To prove the effectiveness of various modules of our model, we conducted ablation experiments on the model, as shown in Table 4. First of all, “-IA” means that the model removes the interactive attention we designed, and uses the output of BiGRU to directly perform joint expressions and then make predictions. According to the Table 4, the scores of F1 decreased in different degrees in the three tasks, which fully indicates that removing the interactive attention will lead to a decrease in prediction accuracy. At the same time, compared to ECPE-2D, even without interactive attention, our ECPE task F1 has achieved better results when the subtask does not have a good result of ECPE-2D. As a result, this shows that our framework has certain advantages in the pairing of emotion-cause pairs.

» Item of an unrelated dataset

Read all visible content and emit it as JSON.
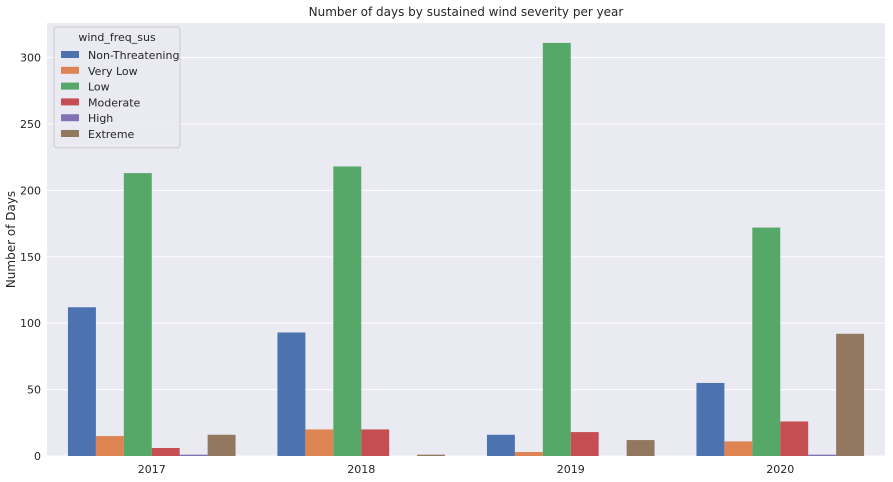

Table 4 Ablation study of our method

Secondly, we conducted an ablation experiment on the fusion mechanism, “+IA-M”, which means that the interactive attention has been added but the fusion mechanism in the interactive attention has been deleted. Compared with the former, the F1 of the three tasks has increased, and the P has also increased significantly, which fully demonstrates the effectiveness of interactive attention. By looking at R, it can be seen that IA-ECPE has improved scores on both subtasks and the ECPE task compared to the +IA-M model. We guess that IA-ECPE is beneficial to improve the recall rate, and it is precisely because of the improvement of the index R that our F1 on the three tasks is improved. These results fully demonstrate the effectiveness of our proposed IA-ECPE framework.

5 Conclusion

In response to the new tasks in the field of sentiment analysis in recent years, the emotion-cause pair extraction task (ECPE), we propose an end-to-end model based on interactive attention. In our model, the emotion clause set and the cause clause set are input into the interactive attention respectively to learn the relationship between the emotions and the causes, get new clauses representation, and then conduct fusion pairing. This approach not only learns the relationship between pairs and pairs, but also considers the interaction between affective clauses and cause clauses. At the same time, through BiGRU, interactive attention reduces the amount of model parameters, reduces training time and improves training accuracy. The experimental results show that our method shows good experimental results on the quasi-base data set. Moreover, the ablation experiment further proved the effectiveness of our method. In the future, we plan to study the conditional random field on the ECPE task and apply it to our model, and use BERT for word pre-training in our framework. We think this may be more conducive to improving the prediction accuracy.